Going up means being able to add a hundred pounds on to the price of a season ticket for Ibrox. Forty thousand ticket buyers, the level Rangers can expect to achieve in the atmosphere of a new dawn for the club means the club makes an additional four million pounds at the box office.

How can that not be essential for a club where additional money is the difference between regaining their former status on and off the park and staying stuck in a place where they can't score a goal against a team of part-time players from Fife who are third from bottom in the league ?

Kenny McDowall is a nice man but too downbeat for the job of lifting a team who clearly can't do that job for themselves. A new voice in the dressing room is of paramount importance, even if that means bringing back an old stager to do that job from memory.

Why not have Walter Smith return to lead the team from now until the end of the season before making the decision to appoint a new, long term choice as manager.

Felix Magath can talk to King and his cohorts for as long as he likes, but it's Smith who knows the players and has an instictive feel for getting more out of under achievers.

Rangers have to play Hibs and Hearts before the season's over, and they've done nothing but lose to the pair of them in the league. A force of nature like Smith is necessary to improve matters on the park.

If John Greig's return to Ibrox after a prolonged period of self exile is being hailed as Rangers re-connecting with the past and righting a serious wrong then Smith coming back is about more than nostalgia.

It would mean the return of the stare that can wither human beings who let Walter down. Rangers don't have a man in charge who would make players afraid to come off the park in the event of a defeat or a draw as bad as the one at Cowdenbeath.

There's no fear and trepidation, and that, as awkward as it sounds, is what players have to experience if they want to raise their standards.

That doesn't mean the creation of a team that crosses the boundary between what is, and is not, acceptable behaviour. It means a will to win that's born of fear of the tongue lashing and brow beating you're going to get in the dressing room if defeat comes your way.

Likewise Celtic need to go back to playing the football that mesmerised Aberdeen and got them four goals without reply. Since then they've sleepwalked to a defeat from St. Johnstone in the league and diced with elimination from the Scottish Cup against a Dundee United side reduced to nine men for half a game.

Ronny Deila can make Celtic sound like a laboratory experiment at times with his references to how far individuals run during games and the other medical issues he brings to the job of team management.
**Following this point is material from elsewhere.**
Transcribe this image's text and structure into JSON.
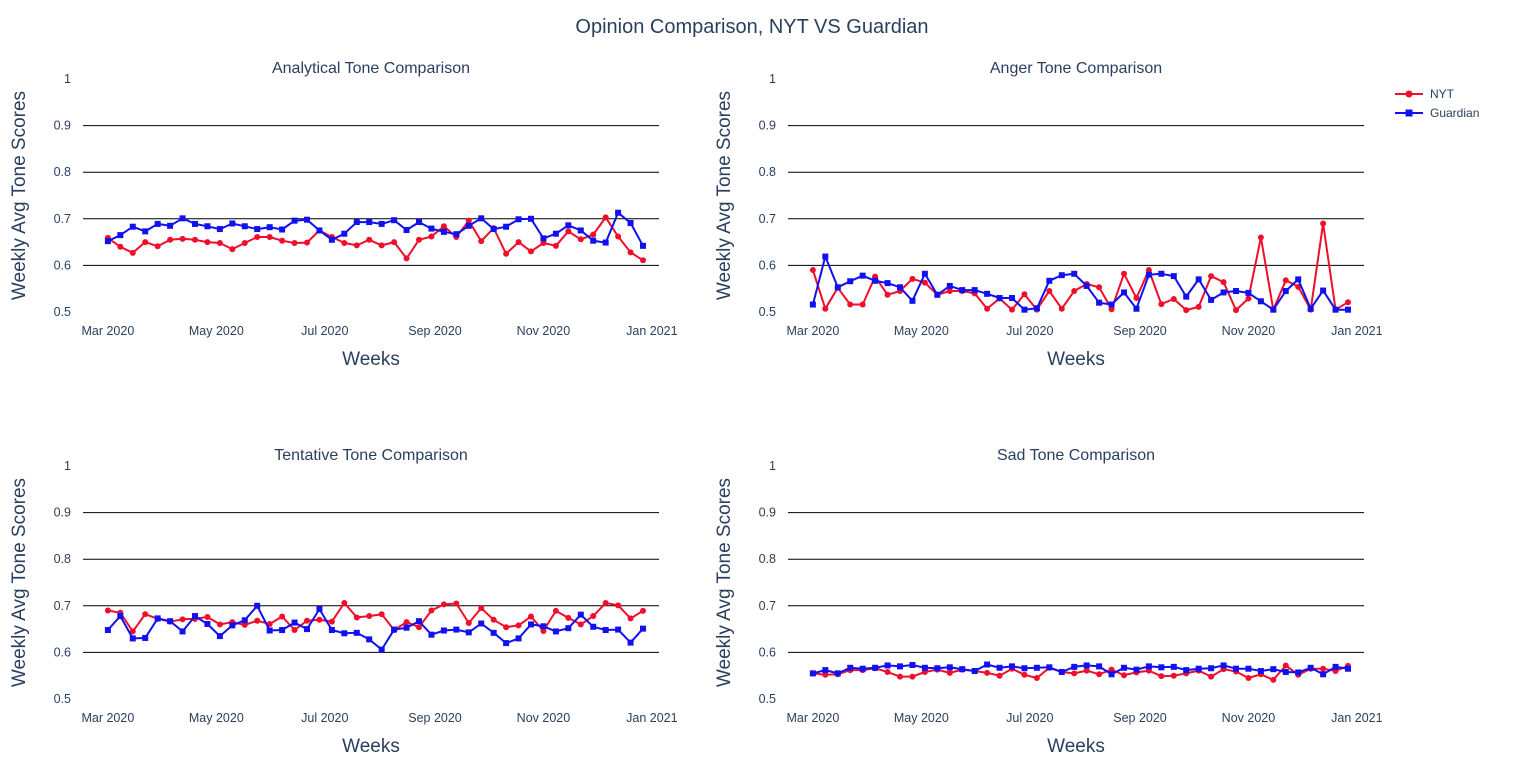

But now he's been confronted by the human factor. Players switched off last midweek and then over compensated for their shortcomings by getting involved in a pitch battle at Tannadice.

Now they and United have short changed themselves, and therefore their supporters, for the first cup final of the season.

The pitch at Hampden got the blame for making the League Cup semi finals a lottery. That's been re-laid and will hopefully have removed the playing suface as an excuse available for anyone who wants to use it as such.

Those who play on the park on Sunday now have an obligation to show they've gone away, had a think about it, and come back with a better attitude towards delivering a match worthy of the occasion and not another excuse for television to leave the recorded highlights until after the watershed for fear of causing alarm and distress.